What about developing effort? Mike Harris recently pointed out the huge amount of energy Red Hat is still forced to spend to make OpenOffice, K/G, Mozilla, X and fonts coexist, and I can't see why other distributions should be different in these respects. Speaking of fonts in general, Mike helps us understand why complaining about Bluecurve themes, in and by itself, is pointless:
The GNOME and KDE releases in Red Hat Linux 8.0, both are using Keith Packard's Xft2 and fontconfig, both of which are a core part of XFree86 now, and will be _the_ way fonts are done from now on period, in _all_ Linux distributions that are using X at all.
Keith has done a fantastic job at creating this technology, and we are very glad to be using it in Red Hat Linux 8.0, and to take X11 out of the 1980's finally.
For years I have made it a point not to lose sleep over any K/G, and now Bluecurve, crusade, on the assumption that the only meaningful road to really useful and flexible desktop integration is what I call a “path” above. A few weeks ago, I found the same concept in a message by Havoc Pennington. As he clearly expressed the idea in software engineering terms, and because it makes me really happy to see real gurus agree with the actual needs of the poor users, I'll quote Havoc directly:
Interactions between applications and the runtime environment really need to take place via documented, toolkit-independent protocols and file formats.... Documented, long-term-supportable protocols are the way to go from an engineering standpoint, vs. more ad hoc and implementation-dependent solutions.
The last and more important reason to stop bothering with K/G, Bluecurve and what-not is what I call the “migration mistake”. Please let's end this desktop environment tantrum and realize how futile it is to think Windows users will be freed from slavery by somebody saying, “Here, take this, it looks and feels just like Windows.” This last point has been thrown around too much, in too many places.

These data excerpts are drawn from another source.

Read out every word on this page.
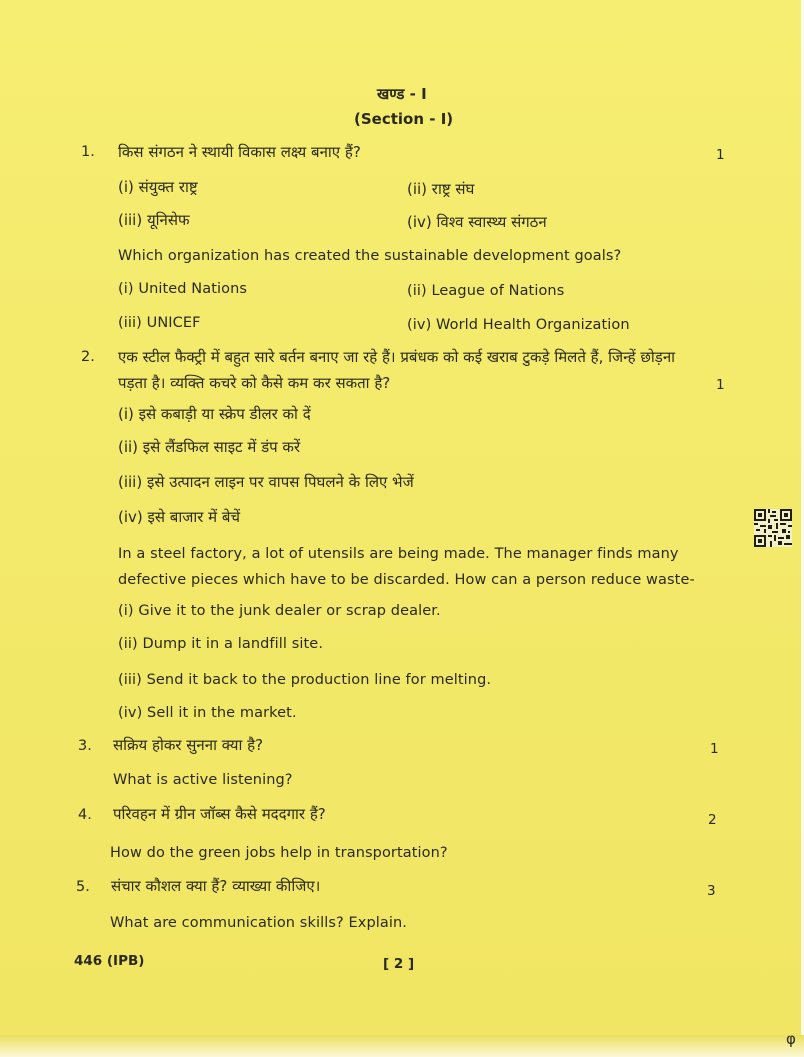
खण्ड - I
(Section - I)
1. किस संगठन ने स्थायी विकास लक्ष्य बनाए हैं?	1
(i) संयुक्त राष्ट्र	(ii) राष्ट्र संघ
(iii) यूनिसेफ	(iv) विश्व स्वास्थ्य संगठन
Which organization has created the sustainable development goals?
(i) United Nations	(ii) League of Nations
(iii) UNICEF	(iv) World Health Organization
2. एक स्टील फैक्ट्री में बहुत सारे बर्तन बनाए जा रहे हैं। प्रबंधक को कई खराब टुकड़े मिलते हैं, जिन्हें छोड़ना
पड़ता है। व्यक्ति कचरे को कैसे कम कर सकता है?	1
(i) इसे कबाड़ी या स्क्रेप डीलर को दें
(ii) इसे लैंडफिल साइट में डंप करें
(iii) इसे उत्पादन लाइन पर वापस पिघलने के लिए भेजें
(iv) इसे बाजार में बेचें
In a steel factory, a lot of utensils are being made. The manager finds many
defective pieces which have to be discarded. How can a person reduce waste-
(i) Give it to the junk dealer or scrap dealer.
(ii) Dump it in a landfill site.
(iii) Send it back to the production line for melting.
(iv) Sell it in the market.
3. सक्रिय होकर सुनना क्या है?	1
What is active listening?
4. परिवहन में ग्रीन जॉब्स कैसे मददगार हैं?	2
How do the green jobs help in transportation?
5. संचार कौशल क्या हैं? व्याख्या कीजिए।	3
What are communication skills? Explain.
446 (IPB)	[ 2 ]
φ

The question “How do I replace Microsoft Access” appears on the mail OpenOffice.org list every other week. Every time it reappears a bunch of solutions, usually MySQL-based, are kindly suggested. Almost always, though, nobody—starting from the original poster—understands what is really being asked. They're not looking for a “a stable, powerful and license-free DBMS which also has more or less the same buttons as Access” as much as they are looking for “whatever, even text-based, as long as it reads perfectly ten years worth of customer orders”.
Windows users (especially corporate ones) don't stick with Windows because they can't stand different interfaces, but because they have a really hard time converting terabytes of documents in proprietary formats. This is the real problem.

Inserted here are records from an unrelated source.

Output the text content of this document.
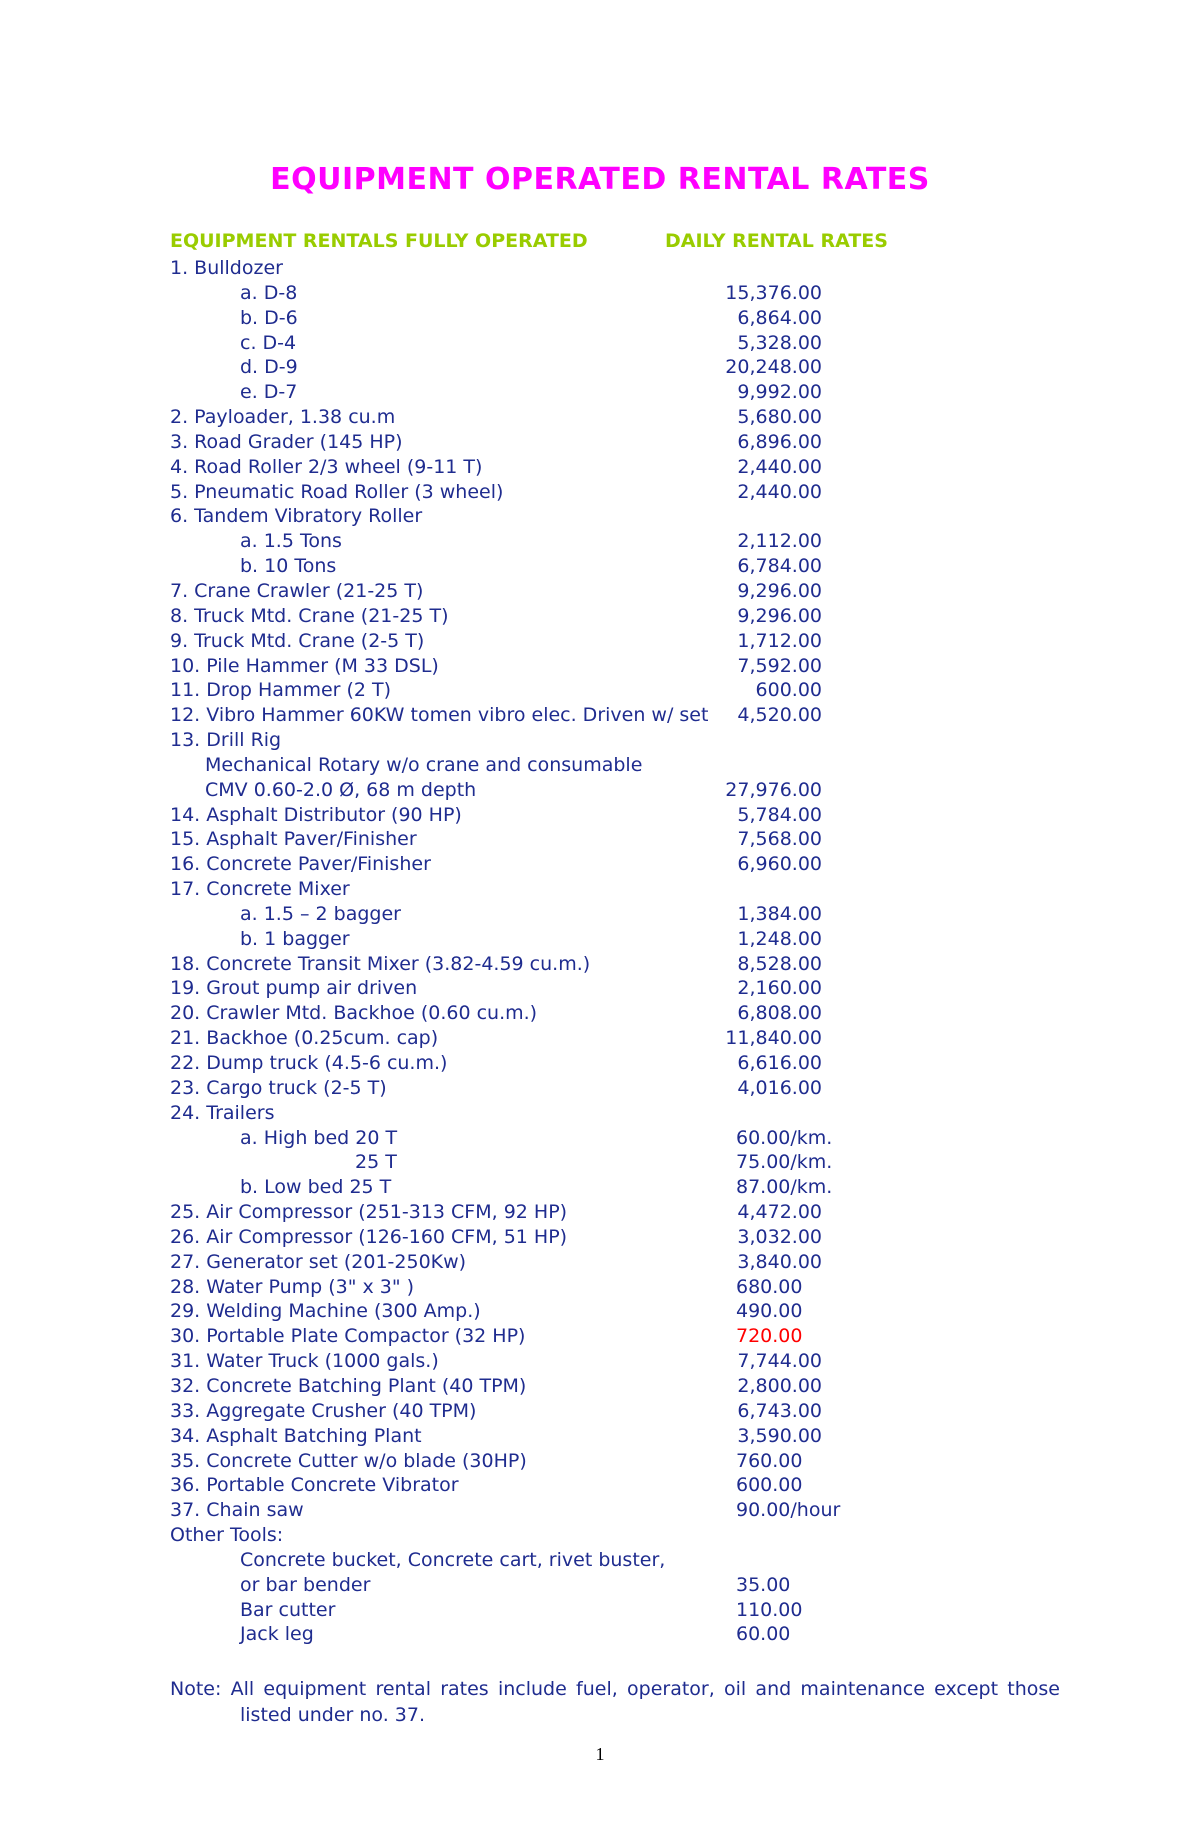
EQUIPMENT OPERATED RENTAL RATES
EQUIPMENT RENTALS FULLY OPERATED	DAILY RENTAL RATES
1. Bulldozer
a. D-8	15,376.00
b. D-6	6,864.00
c. D-4	5,328.00
d. D-9	20,248.00
e. D-7	9,992.00
2. Payloader, 1.38 cu.m	5,680.00
3. Road Grader (145 HP)	6,896.00
4. Road Roller 2/3 wheel (9-11 T)	2,440.00
5. Pneumatic Road Roller (3 wheel)	2,440.00
6. Tandem Vibratory Roller
a. 1.5 Tons	2,112.00
b. 10 Tons	6,784.00
7. Crane Crawler (21-25 T)	9,296.00
8. Truck Mtd. Crane (21-25 T)	9,296.00
9. Truck Mtd. Crane (2-5 T)	1,712.00
10. Pile Hammer (M 33 DSL)	7,592.00
11. Drop Hammer (2 T)	600.00
12. Vibro Hammer 60KW tomen vibro elec. Driven w/ set 4,520.00
13. Drill Rig
Mechanical Rotary w/o crane and consumable
CMV 0.60-2.0 Ø, 68 m depth	27,976.00
14. Asphalt Distributor (90 HP)	5,784.00
15. Asphalt Paver/Finisher	7,568.00
16. Concrete Paver/Finisher	6,960.00
17. Concrete Mixer
a. 1.5 – 2 bagger	1,384.00
b. 1 bagger	1,248.00
18. Concrete Transit Mixer (3.82-4.59 cu.m.)	8,528.00
19. Grout pump air driven	2,160.00
20. Crawler Mtd. Backhoe (0.60 cu.m.)	6,808.00
21. Backhoe (0.25cum. cap)	11,840.00
22. Dump truck (4.5-6 cu.m.)	6,616.00
23. Cargo truck (2-5 T)	4,016.00
24. Trailers
a. High bed 20 T	60.00/km.
25 T	75.00/km.
b. Low bed 25 T	87.00/km.
25. Air Compressor (251-313 CFM, 92 HP)	4,472.00
26. Air Compressor (126-160 CFM, 51 HP)	3,032.00
27. Generator set (201-250Kw)	3,840.00
28. Water Pump (3" x 3" )	680.00
29. Welding Machine (300 Amp.)	490.00
30. Portable Plate Compactor (32 HP)	720.00
31. Water Truck (1000 gals.)	7,744.00
32. Concrete Batching Plant (40 TPM)	2,800.00
33. Aggregate Crusher (40 TPM)	6,743.00
34. Asphalt Batching Plant	3,590.00
35. Concrete Cutter w/o blade (30HP)	760.00
36. Portable Concrete Vibrator	600.00
37. Chain saw	90.00/hour
Other Tools:
Concrete bucket, Concrete cart, rivet buster,
or bar bender	35.00
Bar cutter	110.00
Jack leg	60.00
Note: All equipment rental rates include fuel, operator, oil and maintenance except those
listed under no. 37.
1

With respect to those Microsoft users not chained by data compatibility but only by mouse and start panel addiction, give them (and yourselves) a break. They couldn't care less about K/G. They want to see windows, any windows, so they can point-and-click all the way through. Everything that helps them to leave closed platforms and formats is fine. After the first thirty minutes, they won't even notice if their fingers are single- or double-clicking. Why should you?
Marco Fioretti is a hardware systems engineer interested in free software both as an EDA platform and (as the current leader of the RULE project) as an efficient desktop. Marco lives with his family in Rome, Italy.